A cette époque là, avec les filles, c’était pareil : en 74, Chris Evert gagne son premier Roland Garros et elle en a gagné 7, elle. Elle jouait comme Borg : revers à deux mains et imbattable sur terre battue pendant très longtemps. On n’était pas gâté mais au moins, il y avait Navratilova qui arrivait à gagner de temps en temps. Non, les enfants, c’était une sale époque en réalité, c’est avant que c’était bien : quand il y avait Rosewall, Laver et les autres Australiens. En fait, le tennis décline continuellement depuis les années 60 au moins. Il n’y a plus un seul type capable de faire une volée correcte à part Llodra…
T’es vraiment un vieux réac, Tonton Antoine ! Bon, ça suffit, on rentre… !

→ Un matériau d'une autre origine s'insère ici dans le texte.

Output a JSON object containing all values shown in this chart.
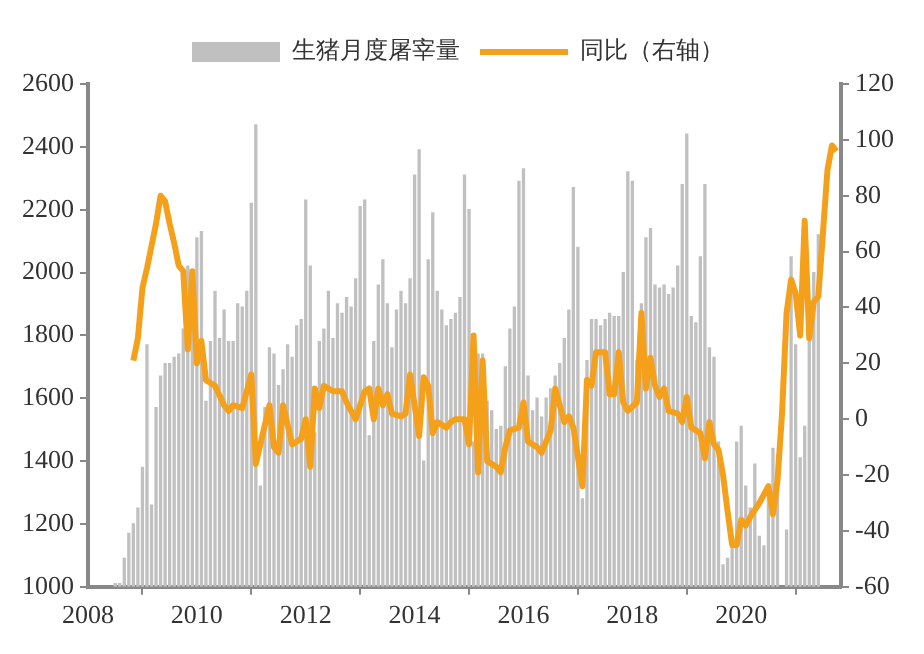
{
  "chart_data": {
    "type": "bar",
    "legend": "top",
    "xlim": [
      "2008-01",
      "2021-11"
    ],
    "xticks": [
      "2008",
      "2010",
      "2012",
      "2014",
      "2016",
      "2018",
      "2020"
    ],
    "ylim": [
      1000,
      2600
    ],
    "yticks": [
      1000,
      1200,
      1400,
      1600,
      1800,
      2000,
      2200,
      2400,
      2600
    ],
    "y2lim": [
      -60,
      120
    ],
    "y2ticks": [
      -60,
      -40,
      -20,
      0,
      20,
      40,
      60,
      80,
      100,
      120
    ],
    "series": [
      {
        "name": "生猪月度屠宰量",
        "color": "#c0c0c0",
        "x": [
          "2008-07",
          "2008-08",
          "2008-09",
          "2008-10",
          "2008-11",
          "2008-12",
          "2009-01",
          "2009-02",
          "2009-03",
          "2009-04",
          "2009-05",
          "2009-06",
          "2009-07",
          "2009-08",
          "2009-09",
          "2009-10",
          "2009-11",
          "2009-12",
          "2010-01",
          "2010-02",
          "2010-03",
          "2010-04",
          "2010-05",
          "2010-06",
          "2010-07",
          "2010-08",
          "2010-09",
          "2010-10",
          "2010-11",
          "2010-12",
          "2011-01",
          "2011-02",
          "2011-03",
          "2011-04",
          "2011-05",
          "2011-06",
          "2011-07",
          "2011-08",
          "2011-09",
          "2011-10",
          "2011-11",
          "2011-12",
          "2012-01",
          "2012-02",
          "2012-03",
          "2012-04",
          "2012-05",
          "2012-06",
          "2012-07",
          "2012-08",
          "2012-09",
          "2012-10",
          "2012-11",
          "2012-12",
          "2013-01",
          "2013-02",
          "2013-03",
          "2013-04",
          "2013-05",
          "2013-06",
          "2013-07",
          "2013-08",
          "2013-09",
          "2013-10",
          "2013-11",
          "2013-12",
          "2014-01",
          "2014-02",
          "2014-03",
          "2014-04",
          "2014-05",
          "2014-06",
          "2014-07",
          "2014-08",
          "2014-09",
          "2014-10",
          "2014-11",
          "2014-12",
          "2015-01",
          "2015-02",
          "2015-03",
          "2015-04",
          "2015-05",
          "2015-06",
          "2015-07",
          "2015-08",
          "2015-09",
          "2015-10",
          "2015-11",
          "2015-12",
          "2016-01",
          "2016-02",
          "2016-03",
          "2016-04",
          "2016-05",
          "2016-06",
          "2016-07",
          "2016-08",
          "2016-09",
          "2016-10",
          "2016-11",
          "2016-12",
          "2017-01",
          "2017-02",
          "2017-03",
          "2017-04",
          "2017-05",
          "2017-06",
          "2017-07",
          "2017-08",
          "2017-09",
          "2017-10",
          "2017-11",
          "2017-12",
          "2018-01",
          "2018-02",
          "2018-03",
          "2018-04",
          "2018-05",
          "2018-06",
          "2018-07",
          "2018-08",
          "2018-09",
          "2018-10",
          "2018-11",
          "2018-12",
          "2019-01",
          "2019-02",
          "2019-03",
          "2019-04",
          "2019-05",
          "2019-06",
          "2019-07",
          "2019-08",
          "2019-09",
          "2019-10",
          "2019-11",
          "2019-12",
          "2020-01",
          "2020-02",
          "2020-03",
          "2020-04",
          "2020-05",
          "2020-06",
          "2020-07",
          "2020-08",
          "2020-09",
          "2020-10",
          "2020-11",
          "2020-12",
          "2021-01",
          "2021-02",
          "2021-03",
          "2021-04",
          "2021-05",
          "2021-06"
        ],
        "values": [
          1010,
          1010,
          1090,
          1170,
          1200,
          1250,
          1380,
          1770,
          1260,
          1570,
          1670,
          1710,
          1710,
          1730,
          1740,
          1820,
          2020,
          1830,
          2110,
          2130,
          1590,
          1780,
          1940,
          1790,
          1880,
          1780,
          1780,
          1900,
          1890,
          1940,
          2220,
          2470,
          1320,
          1570,
          1760,
          1740,
          1640,
          1690,
          1770,
          1730,
          1830,
          1850,
          2230,
          2020,
          1490,
          1780,
          1820,
          1940,
          1790,
          1900,
          1870,
          1920,
          1890,
          1980,
          2210,
          2230,
          1480,
          1780,
          1960,
          2040,
          1900,
          1760,
          1880,
          1940,
          1900,
          1980,
          2310,
          2390,
          1400,
          2040,
          2190,
          1940,
          1880,
          1830,
          1850,
          1870,
          1920,
          2310,
          2200,
          1460,
          1740,
          1740,
          1590,
          1560,
          1500,
          1510,
          1700,
          1820,
          1890,
          2290,
          2330,
          1670,
          1560,
          1600,
          1540,
          1600,
          1630,
          1670,
          1710,
          1790,
          1880,
          2270,
          2080,
          1280,
          1720,
          1850,
          1850,
          1830,
          1850,
          1870,
          1860,
          1860,
          2000,
          2320,
          2290,
          1720,
          1900,
          2110,
          2140,
          1960,
          1950,
          1960,
          1930,
          1950,
          2020,
          2280,
          2440,
          1860,
          1840,
          2050,
          2280,
          1760,
          1730,
          1460,
          1070,
          1090,
          1130,
          1460,
          1510,
          1320,
          1250,
          1390,
          1160,
          1130,
          1290,
          1440,
          1420,
          null,
          1180,
          2050,
          1770,
          1410,
          1510,
          1800,
          2000,
          2120
        ]
      },
      {
        "name": "同比（右轴）",
        "type": "line",
        "axis": "y2",
        "color": "#f5a01a",
        "x": [
          "2008-11",
          "2008-12",
          "2009-01",
          "2009-02",
          "2009-04",
          "2009-05",
          "2009-06",
          "2009-07",
          "2009-08",
          "2009-09",
          "2009-10",
          "2009-11",
          "2009-12",
          "2010-01",
          "2010-02",
          "2010-03",
          "2010-05",
          "2010-07",
          "2010-08",
          "2010-09",
          "2010-11",
          "2011-01",
          "2011-02",
          "2011-05",
          "2011-06",
          "2011-07",
          "2011-08",
          "2011-10",
          "2011-12",
          "2012-01",
          "2012-02",
          "2012-03",
          "2012-04",
          "2012-05",
          "2012-07",
          "2012-09",
          "2012-10",
          "2012-12",
          "2013-02",
          "2013-03",
          "2013-04",
          "2013-05",
          "2013-06",
          "2013-07",
          "2013-08",
          "2013-10",
          "2013-11",
          "2013-12",
          "2014-02",
          "2014-03",
          "2014-04",
          "2014-05",
          "2014-06",
          "2014-08",
          "2014-09",
          "2014-10",
          "2014-12",
          "2015-01",
          "2015-02",
          "2015-03",
          "2015-04",
          "2015-05",
          "2015-07",
          "2015-08",
          "2015-09",
          "2015-10",
          "2015-12",
          "2016-01",
          "2016-02",
          "2016-04",
          "2016-05",
          "2016-07",
          "2016-08",
          "2016-10",
          "2016-11",
          "2016-12",
          "2017-02",
          "2017-03",
          "2017-04",
          "2017-05",
          "2017-07",
          "2017-08",
          "2017-09",
          "2017-10",
          "2017-11",
          "2017-12",
          "2018-02",
          "2018-03",
          "2018-04",
          "2018-05",
          "2018-06",
          "2018-07",
          "2018-08",
          "2018-09",
          "2018-11",
          "2018-12",
          "2019-01",
          "2019-02",
          "2019-04",
          "2019-05",
          "2019-06",
          "2019-07",
          "2019-08",
          "2019-09",
          "2019-10",
          "2019-11",
          "2019-12",
          "2020-01",
          "2020-02",
          "2020-03",
          "2020-05",
          "2020-06",
          "2020-07",
          "2020-08",
          "2020-09",
          "2020-10",
          "2020-11",
          "2020-12",
          "2021-01",
          "2021-02",
          "2021-03",
          "2021-04",
          "2021-05",
          "2021-06",
          "2021-07",
          "2021-08",
          "2021-09",
          "2021-10"
        ],
        "values": [
          21,
          29,
          47,
          54,
          70,
          80,
          78,
          70,
          63,
          55,
          53,
          25,
          53,
          20,
          28,
          14,
          12,
          5,
          3,
          5,
          4,
          16,
          -16,
          5,
          -10,
          -12,
          5,
          -9,
          -7,
          0,
          -17,
          11,
          4,
          12,
          10,
          10,
          6,
          0,
          10,
          11,
          0,
          11,
          5,
          9,
          2,
          1,
          2,
          16,
          -6,
          15,
          12,
          -5,
          -1,
          -3,
          -1,
          0,
          0,
          -9,
          30,
          -19,
          21,
          -15,
          -17,
          -19,
          -10,
          -4,
          -3,
          6,
          -8,
          -10,
          -12,
          -4,
          11,
          -1,
          1,
          -3,
          -24,
          14,
          12,
          24,
          24,
          9,
          9,
          24,
          6,
          3,
          6,
          38,
          11,
          22,
          12,
          8,
          11,
          3,
          2,
          -1,
          8,
          -3,
          -5,
          -14,
          -1,
          -9,
          -11,
          -20,
          -33,
          -45,
          -45,
          -36,
          -38,
          -35,
          -30,
          -27,
          -24,
          -34,
          -22,
          2,
          38,
          50,
          45,
          30,
          71,
          29,
          42,
          44,
          66,
          89,
          98,
          96
        ]
      }
    ]
  }
}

Tags: Histoire, Nastase, Roland Garros
Ah oui, Merci Antoine pour ce texte. Delicieux..
Moi j’avais vu Nastase a RG un peu apres toi. En 84 en double avec Clerc, je crois, sur le central. C’etait a mourir de rire : Nastase et Clerc se sont amuses tout le match a jouer des balle hautes pour faire smasher leurs adversaires, et remettre leur smash 3, 4, 5 fois.. autant de fois qu’ils pouvaient. ET je crois qu’ils ont bien fini par gagner.